Logged messages require multiple steps to resolve

Suppose that we run a delete script, which removed 1 million rows of data in a database. This delete signals one of our applications to remove further related data in other databases, as our initial database is a starting point for our applications. Eventually, over 25 million rows of data are removed along with other records in other databases being updated for various applications, but we find an error: only 30% of the 1 million rows that were removed needed to be removed. This means that we have a significant amount of deletes to revert along with re-updating related information.

When we consider how we would log a delete where multiple databases are impacted, we would use intensive logging that would cost many resources; for an example:

Log the deletes of the records in first database
Log the deletes in all further databases, that use the first database as a resource
Log the updates to all related database records

We could use change data tracking or queue tables to keep this information (the below code shows an example of using a queue table for this), but we have to keep at least one logging table of the delete operation so that further transactions can execute this same delete. The same would be true for an insert or update if we have further tables that must also be updated or added to with new or changed data.

---- Save our transaction prior to the transaction

INSERT INTO tbQueue

SELECT

ID --- id of values being removed

, 'D' --- operation

, GETDATE() --- time

, 0 --- processed yet in further tables

FROM tbReport

WHERE ID BETWEEN 13 AND 41

---- Execute our transaction

DELETE

FROM tbReport

WHERE ID BETWEEN 13 AND 41

---- Using our queue table to execute removals or updates in tables dependent on our tbReport

DELETE

FROM OtherDatabase.dbo.DependentTableOne

WHERE ID IN (SELECT ID FROM tbQueue WHERE Processed = 0)

DELETE

FROM OtherDatabase.dbo.DependentTableTwo

WHERE ID IN (SELECT ID FROM tbQueue WHERE Processed = 0)

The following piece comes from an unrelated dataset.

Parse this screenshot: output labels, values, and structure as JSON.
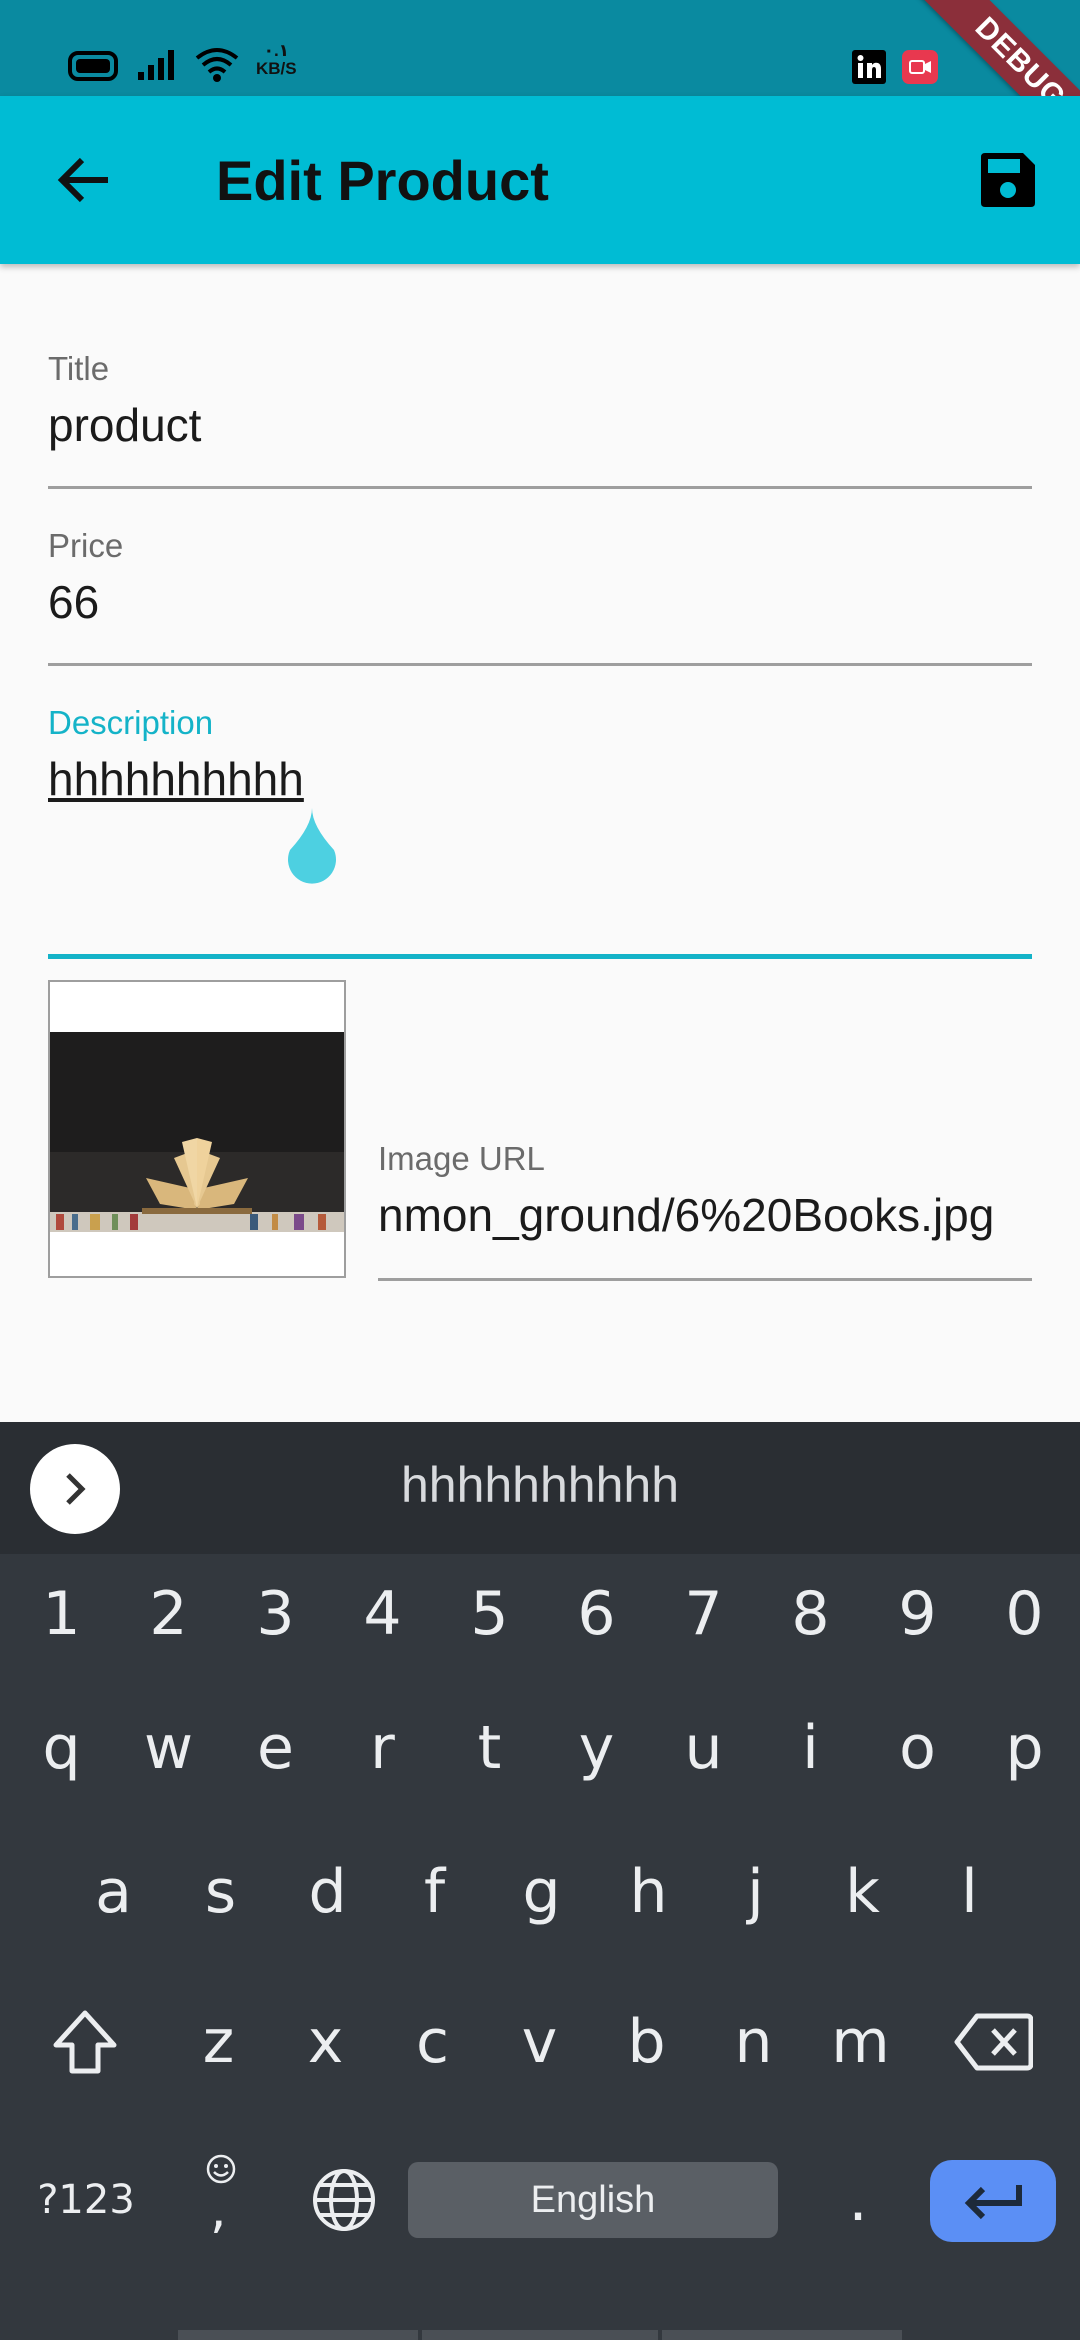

Some form of logging will be required when a change in our first table (Entry Table) affects changes in dependent tables (Dependent Table One and Two), one of which affects another dependent table (Dependent Table On Dependent Table One) and processes that are similar to the above flow.

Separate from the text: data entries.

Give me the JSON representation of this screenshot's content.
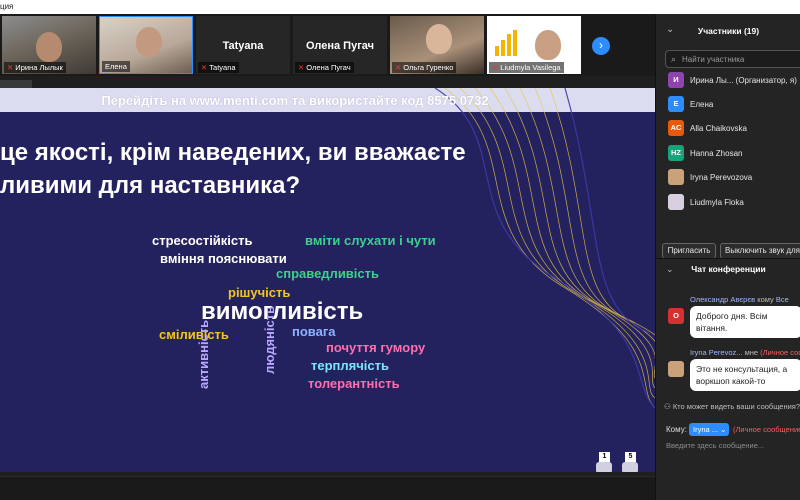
{
  "window": {
    "title_fragment": "ция"
  },
  "video_tiles": [
    {
      "caption": "Ирина Лылык",
      "muted": true
    },
    {
      "caption": "Елена",
      "muted": false
    },
    {
      "big_name": "Tatyana",
      "caption": "Tatyana",
      "muted": true
    },
    {
      "big_name": "Олена Пугач",
      "caption": "Олена Пугач",
      "muted": true
    },
    {
      "caption": "Ольга Гуренко",
      "muted": true
    },
    {
      "caption": "Liudmyla Vasilega",
      "muted": true
    }
  ],
  "next_page_icon": "chevron-right-icon",
  "slide": {
    "menti_prefix": "Перейдіть на ",
    "menti_url": "www.menti.com",
    "menti_middle": " та використайте код ",
    "menti_code": "8575 0732",
    "question_line1": "це якості, крім наведених, ви вважаєте",
    "question_line2": "ливими для наставника?",
    "words": [
      {
        "text": "стресостійкість",
        "color": "#ffffff"
      },
      {
        "text": "вміти слухати і чути",
        "color": "#3fcf8e"
      },
      {
        "text": "вміння пояснювати",
        "color": "#ffffff"
      },
      {
        "text": "справедливість",
        "color": "#3fcf8e"
      },
      {
        "text": "рішучість",
        "color": "#f5c518"
      },
      {
        "text": "вимогливість",
        "color": "#ffffff"
      },
      {
        "text": "сміливість",
        "color": "#f5c518"
      },
      {
        "text": "повага",
        "color": "#8ab4ff"
      },
      {
        "text": "почуття гумору",
        "color": "#ff6fae"
      },
      {
        "text": "терплячість",
        "color": "#7fe3ff"
      },
      {
        "text": "толерантність",
        "color": "#ff6fae"
      },
      {
        "text": "активність",
        "color": "#b8a6ff"
      },
      {
        "text": "людяність",
        "color": "#b8a6ff"
      }
    ],
    "reactions_count": "1",
    "audience_count": "5"
  },
  "participants": {
    "title": "Участники (19)",
    "search_placeholder": "Найти участника",
    "list": [
      {
        "initial": "И",
        "name": "Ирина Лы... (Организатор, я)",
        "color": "#8e44ad"
      },
      {
        "initial": "Е",
        "name": "Елена",
        "color": "#2d8cff"
      },
      {
        "initial": "AC",
        "name": "Alla Chaikovska",
        "color": "#e8590c"
      },
      {
        "initial": "HZ",
        "name": "Hanna Zhosan",
        "color": "#1aa37a"
      },
      {
        "initial": "",
        "name": "Iryna Perevozova",
        "color": "#c9a27a"
      },
      {
        "initial": "",
        "name": "Liudmyla Floka",
        "color": "#d8d0e0"
      }
    ],
    "invite_label": "Пригласить",
    "mute_all_label": "Выключить звук для в"
  },
  "chat": {
    "title": "Чат конференции",
    "messages": [
      {
        "initial": "О",
        "color": "#d63031",
        "sender": "Олександр Авєрєв",
        "to_word": " кому ",
        "recipient": "Все",
        "private": "",
        "text": "Доброго дня. Всім вітання."
      },
      {
        "initial": "",
        "color": "#c9a27a",
        "sender": "Iryna Perevoz...",
        "to_word": " мне ",
        "recipient": "",
        "private": "(Личное сооб",
        "text": "Это не консультация, а воркшоп какой-то"
      }
    ],
    "who_sees": "Кто может видеть ваши сообщения?",
    "to_label": "Кому:",
    "to_value": "Iryna ...",
    "to_private": "(Личное сообщение)",
    "compose_placeholder": "Введите здесь сообщение..."
  }
}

This carries significant costs to log (not just in space, but we must design this in a manner in which we lose none of these records, or else we can’t revert a change), but without this, how would we accurately revert the original removal? Even if we did a multi-table removal, update or insert where we passed in one removal, update or insert at a time for all tables, upon reversion, we’d still need logging that allowed us to revert the change. A restore database operation is not always an option if a change creates further changes in other databases or tables.

In these situations, we must keep extensive logs of information and I suggest that our logging tables use data compression techniques, such as row or page level compression or column store compression, which can reduce disk usage. In the below images, we see the effects of column store compression for a table that retains logging information from the error log:

1	CREATE CLUSTERED COLUMNSTORE INDEX CCI_tbSavedErrorLog ON tbSavedErrorLog

The table size before we add column store compression.

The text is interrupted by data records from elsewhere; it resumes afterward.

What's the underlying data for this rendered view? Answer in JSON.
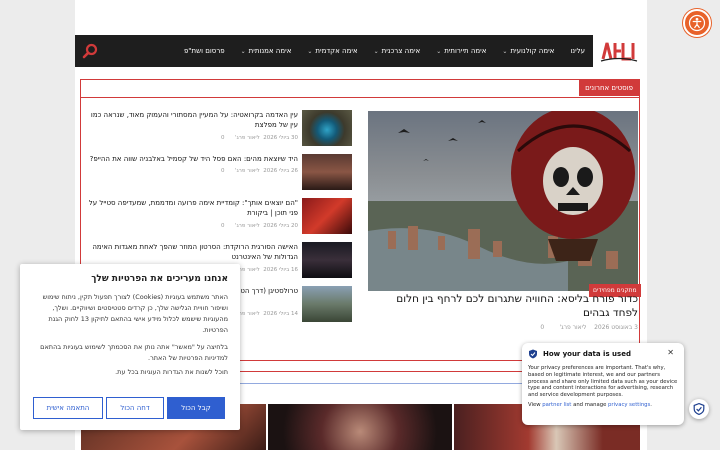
{
  "header": {
    "nav_items": [
      {
        "label": "עלינו",
        "has_menu": false
      },
      {
        "label": "אימה קולנועית",
        "has_menu": true
      },
      {
        "label": "אימה תיירותית",
        "has_menu": true
      },
      {
        "label": "אימה צרכנית",
        "has_menu": true
      },
      {
        "label": "אימה אקדמית",
        "has_menu": true
      },
      {
        "label": "אימה אמנותית",
        "has_menu": true
      },
      {
        "label": "פרסום ושת\"פ",
        "has_menu": false
      }
    ],
    "accent_color": "#d13a3a"
  },
  "section": {
    "tab_label": "פוסטים אחרונים"
  },
  "featured": {
    "category": "מתקנים מפחידים",
    "title": "כדור פורח בליסא: החוויה שתגרום לכם לרחף בין חלום לפחד גבהים",
    "author": "ליאור פרג'",
    "date": "3 באוגוסט 2026",
    "comments": "0"
  },
  "side_posts": [
    {
      "title": "עין האדמה בקרואטיה: על המעיין המסתורי והעמוק מאוד, שנראה כמו עין של מפלצת",
      "date": "30 ביולי 2026",
      "author": "ליאור פרג'",
      "comments": "0"
    },
    {
      "title": "היד שיוצאת מהים: האם פסל היד של קסמיל באלבניה שווה את ההייפ?",
      "date": "26 ביולי 2026",
      "author": "ליאור פרג'",
      "comments": "0"
    },
    {
      "title": "\"הם יוצאים אותך\": קומדיית אימה פרועה ומדממת, שמעדיפה סטייל על פני תוכן | ביקורת",
      "date": "20 ביולי 2026",
      "author": "ליאור פרג'",
      "comments": "0"
    },
    {
      "title": "האישה הסורגית הרוקדת: הסרטון המוזר שהפך לאחת מאגדות האימה הגדולות של האינטרנט",
      "date": "16 ביולי 2026",
      "author": "ליאור פרג'",
      "comments": "0"
    },
    {
      "title": "טרולסטיגן (דרך הטרולים): ... למיתולוגיה סקנדינבית",
      "date": "14 ביולי 2026",
      "author": "ליאור פרג'",
      "comments": "0"
    }
  ],
  "cookie": {
    "title": "אנחנו מעריכים את הפרטיות שלך",
    "body1": "האתר משתמש בעוגיות (Cookies) לצורך תפעול תקין, ניתוח שימוש ושיפור חוויית הגלישה שלך, כן קרדים סטטיסטים ושיווקיים. ושלך, מהעוגיות שישמש לכלול מידע אישי בהתאם לתיקון 13 לחוק הגנת הפרטיות.",
    "body2": "בלחיצה על \"מאשר\" אתה נותן את הסכמתך לשימוש בעוגיות בהתאם למדיניות הפרטיות של האתר.",
    "body3": "תוכל לשנות את הגדרות העוגיות בכל עת.",
    "btn_accept": "קבל הכול",
    "btn_reject": "דחה הכול",
    "btn_custom": "התאמה אישית",
    "btn_color": "#2f5fd0"
  },
  "privacy": {
    "title": "How your data is used",
    "text": "Your privacy preferences are important. That's why, based on legitimate interest, we and our partners process and share only limited data such as your device type and content interactions for advertising, research and service development purposes.",
    "link_prefix": "View",
    "link_partners": "partner list",
    "link_middle": "and manage",
    "link_settings": "privacy settings",
    "link_suffix": "."
  }
}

The table size after we add column store compression.

Logged messages have a couple of solutions

In some cases, we may get extensive log messages on an error or successful messages that may not need to be kept, especially over longer periods of time. For example, most of us frequently run CHECKDB against all our databases on a schedule. In some cases, because our environment may be limited in resources, we may only retain the final CHECKDB message if it passes – whether by saving the output or retaining it from the error log, or we may only retain the latest successful CHECKDB result (assuming it was successful). When we find an error, we want the full error, even with the objects that passed, as we may have multiple steps that we follow or we may want additional information even if we fix the error – what could have caused corruption in the first place is a question we may be asking and want to know more information.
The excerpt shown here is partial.